土用の丑の日は終わりましたが、この季節になると子供の頃を思い出します。
私のふるさとは熊本ですが、家には釣り船があり、夏休みはほとんど毎日魚釣りか川で泳いでいました。
魚釣りの獲物はほとんどうなぎが目的でございます。
そのための餌は、毒ミミズを使います。毒があるわけではございませんが、このように呼んでいました。
マゴヤミミズ(一般にいるミミズ)ですとフナとかほかの魚がかかってしまいます。
また大物を狙う場合は、カニが脱皮をする寸前のものを使います。(脱皮をする寸前は体が柔らかくなり、牛乳のような白い体液を含んだ体になります。)
私がこの週間日誌の挨拶で、この世の中で苦手なものとして、ミミズ・こんにゃく・人前でしゃべる・文章を書く、をあげています。
その苦手なミミズを使うわけですから、餌をつけるときとか、獲物をはずすときはいつも下級生のお供を必要としていました。

うなぎは夜行性のため、漁師は夜に漁を行います。
私は昼間の漁ですが、けっこう腕がよかったようで、漁師が家にきてはそのことを話題にしていました。
“変なガキ”で、多く釣れたときは料理店に売りに行き、また自分でさばいてはしょっちゅう天然うなぎを食べていました。
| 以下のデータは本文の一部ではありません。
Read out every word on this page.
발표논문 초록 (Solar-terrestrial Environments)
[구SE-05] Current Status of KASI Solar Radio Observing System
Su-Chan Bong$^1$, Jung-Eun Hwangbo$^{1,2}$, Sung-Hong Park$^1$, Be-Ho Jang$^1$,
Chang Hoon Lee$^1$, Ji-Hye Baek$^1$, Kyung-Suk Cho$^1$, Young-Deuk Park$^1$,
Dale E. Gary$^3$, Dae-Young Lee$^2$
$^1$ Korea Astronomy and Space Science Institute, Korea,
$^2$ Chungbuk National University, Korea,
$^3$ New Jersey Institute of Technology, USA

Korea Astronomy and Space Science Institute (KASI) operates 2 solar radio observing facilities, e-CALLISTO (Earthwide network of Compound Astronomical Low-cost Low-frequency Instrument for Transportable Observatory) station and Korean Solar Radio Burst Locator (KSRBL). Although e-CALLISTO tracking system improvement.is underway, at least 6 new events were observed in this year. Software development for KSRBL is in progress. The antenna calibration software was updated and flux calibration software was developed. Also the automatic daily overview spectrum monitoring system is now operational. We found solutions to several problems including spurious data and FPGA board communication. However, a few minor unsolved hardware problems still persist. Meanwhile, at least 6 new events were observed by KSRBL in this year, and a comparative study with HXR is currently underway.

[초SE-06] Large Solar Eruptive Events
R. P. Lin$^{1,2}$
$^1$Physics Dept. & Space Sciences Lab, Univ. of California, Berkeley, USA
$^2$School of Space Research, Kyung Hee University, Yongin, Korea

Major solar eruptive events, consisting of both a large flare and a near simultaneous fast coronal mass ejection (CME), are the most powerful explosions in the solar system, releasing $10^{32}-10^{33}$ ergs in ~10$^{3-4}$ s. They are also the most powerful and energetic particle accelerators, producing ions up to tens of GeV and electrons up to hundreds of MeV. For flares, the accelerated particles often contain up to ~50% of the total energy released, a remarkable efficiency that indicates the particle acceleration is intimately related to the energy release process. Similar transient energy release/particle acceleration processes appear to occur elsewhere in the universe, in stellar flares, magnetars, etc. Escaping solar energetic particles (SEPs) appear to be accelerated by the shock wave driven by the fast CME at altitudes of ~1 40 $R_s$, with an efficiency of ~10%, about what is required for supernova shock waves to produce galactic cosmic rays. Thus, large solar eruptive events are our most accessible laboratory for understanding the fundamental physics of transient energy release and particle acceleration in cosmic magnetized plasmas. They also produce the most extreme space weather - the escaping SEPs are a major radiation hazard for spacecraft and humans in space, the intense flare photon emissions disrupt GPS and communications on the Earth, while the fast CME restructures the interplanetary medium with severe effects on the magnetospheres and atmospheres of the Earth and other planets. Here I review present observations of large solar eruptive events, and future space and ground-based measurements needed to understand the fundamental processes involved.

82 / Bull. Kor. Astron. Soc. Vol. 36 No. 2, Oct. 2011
神奈川に来てからこちらのうなぎを食べるのですが、どういうわけか旨いと感じませんでした。
その疑問が解けたのは、知り合いから送られてきた天然うなぎを食べたときでした。
懐かしいことと、まさに本物の味でございました。

さて夏休みが終わり学校が始まりますと、黒く日焼けをして脂ぎった私の姿は非常に目立つ存在だったようです。